Art. 60. A comprovação dos gastos eleitorais deve ser feita por meio de documento fiscal idôneo emitido em nome dos candidatos e partidos políticos, sem emendas ou rasuras, devendo conter a data de emissão, a descrição detalhada, o valor da operação e a identificação do emitente e do destinatário ou dos contraentes pelo nome ou razão social, CPF ou CNPJ e endereço.

 

Portanto, impõe-se reconhecer que a despesa não foi declarada nas contas da recorrente, contrariando o disposto no art. 53, inc. I, al. “g”, da Resolução TSE n. 23.607/19, consoante o qual a prestação de contas deve ser composta das informações relativas a todos os gastos eleitorais, com especificação completa:

Art. 53. Ressalvado o disposto no art. 62 desta Resolução, a prestação de contas, ainda que não haja movimentação de recursos financeiros ou estimáveis em dinheiro, deve ser composta:

 

I - pelas seguintes informações:

(...).

g) receitas e despesas, especificadas;

(...)

i) gastos individuais realizados pelo candidato e pelo partido político;

 

[…].

 

Por conseguinte, as despesas não declaradas implicam, igualmente, sonegação de informações a respeito dos valores empregados para a quitação da dívida de campanha, cujo trânsito ocorreu de forma paralela à contabilidade formal do candidato, caracterizando o recurso como de origem não identificada, nos termos do art. 32, caput e inc. VI, da Resolução TSE n. 23.607/19, impondo-se o recolhimento do valor correspondente ao Tesouro Nacional, tal como determinado na decisão recorrida.

 

Conclusão

No caso concreto, a irregularidade subsistente (item “b”) alcança o valor de R$ 19,90, que representa, aproximadamente, 0,78% dos recursos arrecadados pela candidata (R$ 2.556,25), permitindo a aprovação das contas com ressalvas, nos termos do art. 74, inc. II, da Resolução TSE n. 23.607/19, em face da aplicação dos princípios da proporcionalidade e da razoabilidade.

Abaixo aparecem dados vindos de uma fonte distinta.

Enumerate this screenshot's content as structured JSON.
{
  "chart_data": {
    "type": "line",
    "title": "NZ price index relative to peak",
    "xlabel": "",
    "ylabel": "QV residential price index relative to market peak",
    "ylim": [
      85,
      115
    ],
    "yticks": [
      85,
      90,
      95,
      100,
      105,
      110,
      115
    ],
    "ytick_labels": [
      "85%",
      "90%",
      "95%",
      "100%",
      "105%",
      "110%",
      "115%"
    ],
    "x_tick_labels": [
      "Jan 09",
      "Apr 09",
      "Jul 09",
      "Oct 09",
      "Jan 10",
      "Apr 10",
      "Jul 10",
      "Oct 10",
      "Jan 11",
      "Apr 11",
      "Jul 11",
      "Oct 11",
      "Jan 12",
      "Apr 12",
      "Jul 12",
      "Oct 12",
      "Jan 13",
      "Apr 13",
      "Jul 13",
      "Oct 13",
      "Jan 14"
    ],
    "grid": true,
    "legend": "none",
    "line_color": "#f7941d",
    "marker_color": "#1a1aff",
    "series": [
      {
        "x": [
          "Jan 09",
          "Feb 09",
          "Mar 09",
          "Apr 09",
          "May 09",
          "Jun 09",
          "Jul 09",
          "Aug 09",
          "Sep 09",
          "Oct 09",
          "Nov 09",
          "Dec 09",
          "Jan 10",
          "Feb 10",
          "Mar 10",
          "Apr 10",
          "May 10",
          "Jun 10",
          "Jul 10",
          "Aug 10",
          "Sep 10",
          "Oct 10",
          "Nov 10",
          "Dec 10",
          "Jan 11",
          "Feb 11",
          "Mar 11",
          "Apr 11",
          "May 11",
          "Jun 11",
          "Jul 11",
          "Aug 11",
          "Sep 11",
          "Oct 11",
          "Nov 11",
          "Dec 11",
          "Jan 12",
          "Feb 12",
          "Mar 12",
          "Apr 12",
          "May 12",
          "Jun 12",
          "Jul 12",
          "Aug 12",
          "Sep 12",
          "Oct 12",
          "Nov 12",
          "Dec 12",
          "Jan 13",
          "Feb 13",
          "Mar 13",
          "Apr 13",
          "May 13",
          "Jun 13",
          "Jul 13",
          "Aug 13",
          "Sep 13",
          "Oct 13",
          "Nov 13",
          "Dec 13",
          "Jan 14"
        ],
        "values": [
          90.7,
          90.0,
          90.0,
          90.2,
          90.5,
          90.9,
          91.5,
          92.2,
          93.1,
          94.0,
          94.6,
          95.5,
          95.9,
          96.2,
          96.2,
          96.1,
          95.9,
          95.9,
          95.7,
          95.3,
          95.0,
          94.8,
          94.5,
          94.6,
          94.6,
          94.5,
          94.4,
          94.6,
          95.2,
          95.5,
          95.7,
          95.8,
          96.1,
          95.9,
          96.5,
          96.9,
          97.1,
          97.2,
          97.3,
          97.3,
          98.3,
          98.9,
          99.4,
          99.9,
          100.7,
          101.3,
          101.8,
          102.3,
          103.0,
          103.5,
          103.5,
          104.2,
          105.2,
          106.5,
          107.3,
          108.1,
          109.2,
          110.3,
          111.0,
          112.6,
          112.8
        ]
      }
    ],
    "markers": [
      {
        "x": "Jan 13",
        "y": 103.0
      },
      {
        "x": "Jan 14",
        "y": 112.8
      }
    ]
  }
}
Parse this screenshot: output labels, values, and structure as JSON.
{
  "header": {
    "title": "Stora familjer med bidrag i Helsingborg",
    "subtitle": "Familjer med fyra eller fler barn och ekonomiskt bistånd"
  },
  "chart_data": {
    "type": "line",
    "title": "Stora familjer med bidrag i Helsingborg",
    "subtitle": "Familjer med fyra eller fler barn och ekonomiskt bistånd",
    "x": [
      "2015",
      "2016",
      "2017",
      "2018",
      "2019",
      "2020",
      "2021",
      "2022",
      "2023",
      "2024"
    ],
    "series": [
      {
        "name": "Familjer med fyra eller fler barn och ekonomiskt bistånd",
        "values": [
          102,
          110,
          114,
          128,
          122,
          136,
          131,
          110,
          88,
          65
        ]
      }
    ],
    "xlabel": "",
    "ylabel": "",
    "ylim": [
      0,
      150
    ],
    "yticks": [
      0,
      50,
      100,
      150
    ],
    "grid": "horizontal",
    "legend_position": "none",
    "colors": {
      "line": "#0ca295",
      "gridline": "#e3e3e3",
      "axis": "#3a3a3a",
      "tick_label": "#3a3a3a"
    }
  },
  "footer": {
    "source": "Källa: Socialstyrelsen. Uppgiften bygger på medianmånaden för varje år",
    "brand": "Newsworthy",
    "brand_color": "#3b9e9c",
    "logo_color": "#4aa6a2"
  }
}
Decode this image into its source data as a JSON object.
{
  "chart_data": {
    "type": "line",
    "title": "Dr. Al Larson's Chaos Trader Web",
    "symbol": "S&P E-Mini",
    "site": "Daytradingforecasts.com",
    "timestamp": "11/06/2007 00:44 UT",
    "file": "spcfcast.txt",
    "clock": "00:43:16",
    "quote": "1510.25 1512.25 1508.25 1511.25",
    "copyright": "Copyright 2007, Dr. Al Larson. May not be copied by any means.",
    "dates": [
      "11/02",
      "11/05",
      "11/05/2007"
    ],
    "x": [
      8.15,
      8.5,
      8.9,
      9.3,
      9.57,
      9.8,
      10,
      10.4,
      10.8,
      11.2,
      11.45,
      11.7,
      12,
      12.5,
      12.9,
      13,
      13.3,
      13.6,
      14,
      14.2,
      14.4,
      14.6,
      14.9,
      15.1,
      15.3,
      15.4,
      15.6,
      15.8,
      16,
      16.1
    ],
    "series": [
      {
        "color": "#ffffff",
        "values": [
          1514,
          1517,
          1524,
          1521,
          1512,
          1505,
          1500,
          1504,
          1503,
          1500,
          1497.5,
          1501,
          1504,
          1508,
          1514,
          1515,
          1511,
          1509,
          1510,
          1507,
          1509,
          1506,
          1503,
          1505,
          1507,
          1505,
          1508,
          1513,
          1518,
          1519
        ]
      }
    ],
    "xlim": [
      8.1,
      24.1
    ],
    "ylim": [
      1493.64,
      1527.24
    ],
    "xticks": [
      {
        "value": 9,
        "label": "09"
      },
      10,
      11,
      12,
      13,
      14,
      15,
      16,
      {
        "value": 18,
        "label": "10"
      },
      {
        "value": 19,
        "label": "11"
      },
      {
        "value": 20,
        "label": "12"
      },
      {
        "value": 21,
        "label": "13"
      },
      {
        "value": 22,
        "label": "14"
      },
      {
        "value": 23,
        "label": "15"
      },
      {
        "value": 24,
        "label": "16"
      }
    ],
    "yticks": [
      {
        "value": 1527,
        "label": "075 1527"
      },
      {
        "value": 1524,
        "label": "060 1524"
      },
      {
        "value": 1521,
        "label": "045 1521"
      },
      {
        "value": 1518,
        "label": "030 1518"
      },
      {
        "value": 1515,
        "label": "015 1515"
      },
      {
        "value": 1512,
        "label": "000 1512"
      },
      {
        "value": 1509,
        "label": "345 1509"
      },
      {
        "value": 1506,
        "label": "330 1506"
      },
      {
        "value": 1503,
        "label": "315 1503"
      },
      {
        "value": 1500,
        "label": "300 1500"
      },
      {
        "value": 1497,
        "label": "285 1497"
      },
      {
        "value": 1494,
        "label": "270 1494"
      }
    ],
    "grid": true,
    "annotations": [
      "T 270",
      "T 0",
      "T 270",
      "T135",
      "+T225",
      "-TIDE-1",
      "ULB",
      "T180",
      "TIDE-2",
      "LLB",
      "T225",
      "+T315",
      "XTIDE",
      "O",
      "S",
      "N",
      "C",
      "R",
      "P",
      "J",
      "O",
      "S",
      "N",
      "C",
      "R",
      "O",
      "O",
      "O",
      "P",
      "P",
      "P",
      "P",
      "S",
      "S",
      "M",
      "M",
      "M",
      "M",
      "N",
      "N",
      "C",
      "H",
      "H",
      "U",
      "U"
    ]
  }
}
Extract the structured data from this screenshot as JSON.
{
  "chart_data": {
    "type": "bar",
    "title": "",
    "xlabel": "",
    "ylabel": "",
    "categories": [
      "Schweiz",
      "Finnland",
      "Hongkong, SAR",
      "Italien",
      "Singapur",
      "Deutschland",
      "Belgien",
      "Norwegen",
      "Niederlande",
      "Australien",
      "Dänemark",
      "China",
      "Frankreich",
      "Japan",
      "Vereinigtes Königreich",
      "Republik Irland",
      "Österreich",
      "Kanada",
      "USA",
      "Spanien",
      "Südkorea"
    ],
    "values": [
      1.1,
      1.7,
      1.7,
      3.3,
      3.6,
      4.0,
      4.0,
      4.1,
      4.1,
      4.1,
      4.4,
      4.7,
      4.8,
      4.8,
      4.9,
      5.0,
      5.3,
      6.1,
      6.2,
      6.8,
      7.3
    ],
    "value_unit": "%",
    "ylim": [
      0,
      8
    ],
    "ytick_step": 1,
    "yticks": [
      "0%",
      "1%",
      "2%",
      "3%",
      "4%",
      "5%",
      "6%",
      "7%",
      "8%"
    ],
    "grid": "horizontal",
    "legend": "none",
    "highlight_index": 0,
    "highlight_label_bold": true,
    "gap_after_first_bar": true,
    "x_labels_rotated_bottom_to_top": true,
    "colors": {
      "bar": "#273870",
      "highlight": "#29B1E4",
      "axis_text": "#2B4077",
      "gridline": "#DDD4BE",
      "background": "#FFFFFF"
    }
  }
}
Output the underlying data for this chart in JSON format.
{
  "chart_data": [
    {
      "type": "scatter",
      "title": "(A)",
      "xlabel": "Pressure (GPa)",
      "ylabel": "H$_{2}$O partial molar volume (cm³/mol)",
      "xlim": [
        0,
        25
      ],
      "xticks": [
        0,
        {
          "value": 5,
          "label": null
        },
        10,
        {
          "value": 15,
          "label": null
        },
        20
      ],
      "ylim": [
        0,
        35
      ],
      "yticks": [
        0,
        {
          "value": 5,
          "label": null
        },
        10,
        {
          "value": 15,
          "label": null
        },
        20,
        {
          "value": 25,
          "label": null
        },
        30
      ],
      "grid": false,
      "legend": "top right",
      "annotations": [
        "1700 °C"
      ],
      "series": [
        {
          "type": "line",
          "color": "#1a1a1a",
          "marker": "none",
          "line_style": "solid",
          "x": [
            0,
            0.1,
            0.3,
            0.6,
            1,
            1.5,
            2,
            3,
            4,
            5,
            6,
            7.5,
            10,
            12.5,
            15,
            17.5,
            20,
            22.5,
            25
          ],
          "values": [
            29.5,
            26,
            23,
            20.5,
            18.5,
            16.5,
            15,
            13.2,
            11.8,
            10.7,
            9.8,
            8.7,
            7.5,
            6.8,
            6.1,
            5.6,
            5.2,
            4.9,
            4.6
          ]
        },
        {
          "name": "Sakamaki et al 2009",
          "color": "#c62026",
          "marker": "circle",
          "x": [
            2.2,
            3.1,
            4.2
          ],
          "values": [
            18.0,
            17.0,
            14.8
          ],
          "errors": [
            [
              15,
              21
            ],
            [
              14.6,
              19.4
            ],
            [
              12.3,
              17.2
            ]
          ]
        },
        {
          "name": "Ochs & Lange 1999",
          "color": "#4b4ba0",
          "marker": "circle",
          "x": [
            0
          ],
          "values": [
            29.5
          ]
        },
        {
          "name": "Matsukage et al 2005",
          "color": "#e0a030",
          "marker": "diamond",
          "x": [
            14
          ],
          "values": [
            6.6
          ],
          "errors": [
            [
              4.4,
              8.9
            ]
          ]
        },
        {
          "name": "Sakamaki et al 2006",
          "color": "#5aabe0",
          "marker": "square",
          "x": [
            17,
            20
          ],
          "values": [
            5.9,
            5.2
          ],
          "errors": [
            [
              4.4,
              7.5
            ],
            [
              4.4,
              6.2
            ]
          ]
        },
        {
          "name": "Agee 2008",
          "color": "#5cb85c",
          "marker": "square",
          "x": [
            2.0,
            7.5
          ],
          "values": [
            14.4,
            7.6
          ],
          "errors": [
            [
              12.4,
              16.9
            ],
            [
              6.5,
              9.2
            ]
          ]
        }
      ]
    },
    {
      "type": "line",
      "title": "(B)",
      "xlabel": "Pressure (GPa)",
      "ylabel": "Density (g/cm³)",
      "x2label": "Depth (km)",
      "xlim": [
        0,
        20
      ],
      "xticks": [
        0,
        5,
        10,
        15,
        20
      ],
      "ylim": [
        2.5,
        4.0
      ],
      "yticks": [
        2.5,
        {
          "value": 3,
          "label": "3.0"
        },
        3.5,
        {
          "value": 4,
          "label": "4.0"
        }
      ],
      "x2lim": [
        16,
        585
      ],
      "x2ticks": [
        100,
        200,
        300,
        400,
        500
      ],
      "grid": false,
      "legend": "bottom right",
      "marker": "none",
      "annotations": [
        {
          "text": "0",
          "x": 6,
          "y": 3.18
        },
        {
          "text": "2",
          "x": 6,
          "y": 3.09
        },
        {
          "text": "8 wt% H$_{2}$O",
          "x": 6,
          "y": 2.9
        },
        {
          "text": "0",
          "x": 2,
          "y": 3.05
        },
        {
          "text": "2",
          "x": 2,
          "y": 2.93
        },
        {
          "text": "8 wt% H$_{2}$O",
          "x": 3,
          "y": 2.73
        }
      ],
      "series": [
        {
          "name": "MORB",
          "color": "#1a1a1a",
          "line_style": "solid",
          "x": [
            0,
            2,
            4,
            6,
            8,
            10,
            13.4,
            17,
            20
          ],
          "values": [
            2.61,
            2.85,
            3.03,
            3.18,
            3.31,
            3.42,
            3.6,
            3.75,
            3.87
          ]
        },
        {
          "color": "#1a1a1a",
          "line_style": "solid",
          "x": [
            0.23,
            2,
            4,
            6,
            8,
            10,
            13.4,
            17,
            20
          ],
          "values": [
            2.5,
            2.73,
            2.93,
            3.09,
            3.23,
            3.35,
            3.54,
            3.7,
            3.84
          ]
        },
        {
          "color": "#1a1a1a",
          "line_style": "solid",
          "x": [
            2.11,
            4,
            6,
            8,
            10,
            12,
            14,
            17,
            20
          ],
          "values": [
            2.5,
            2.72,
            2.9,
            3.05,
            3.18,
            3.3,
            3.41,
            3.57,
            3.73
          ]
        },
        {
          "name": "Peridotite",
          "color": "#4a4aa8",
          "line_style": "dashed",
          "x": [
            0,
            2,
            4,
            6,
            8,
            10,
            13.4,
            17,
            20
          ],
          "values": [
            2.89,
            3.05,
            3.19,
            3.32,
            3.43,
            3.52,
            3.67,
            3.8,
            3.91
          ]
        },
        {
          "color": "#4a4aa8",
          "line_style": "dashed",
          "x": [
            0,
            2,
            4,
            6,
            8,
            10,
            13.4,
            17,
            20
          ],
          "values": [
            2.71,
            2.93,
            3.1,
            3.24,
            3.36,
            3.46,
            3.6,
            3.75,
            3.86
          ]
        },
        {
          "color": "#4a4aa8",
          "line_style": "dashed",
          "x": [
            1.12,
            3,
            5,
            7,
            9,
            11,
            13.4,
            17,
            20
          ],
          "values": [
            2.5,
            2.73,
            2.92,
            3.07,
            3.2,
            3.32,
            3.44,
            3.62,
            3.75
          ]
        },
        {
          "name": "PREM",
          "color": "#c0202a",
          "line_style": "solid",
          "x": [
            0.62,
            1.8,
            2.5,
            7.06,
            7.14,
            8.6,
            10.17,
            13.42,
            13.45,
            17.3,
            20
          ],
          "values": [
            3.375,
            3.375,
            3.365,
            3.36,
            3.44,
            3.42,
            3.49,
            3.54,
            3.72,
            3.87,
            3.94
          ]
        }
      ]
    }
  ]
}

A conclusão pela aprovação com ressalvas das contas, todavia, não afasta a determinação ao recolhimento da quantia de R$ 19,90 ao Tesouro Nacional, que decorre exclusiva e diretamente da caracterização do uso de recursos de origem não identificada.

 

Dispositivo

DIANTE DO EXPOSTO, voto pelo provimento parcial do recurso, para aprovar com ressalvas as contas de Iara Maria da Silva Santos, relativas ao pleito de 2020, e reduzir o valor a ser recolhido ao Tesouro Nacional para R$ 19,90 (dezenove reais e noventa centavos).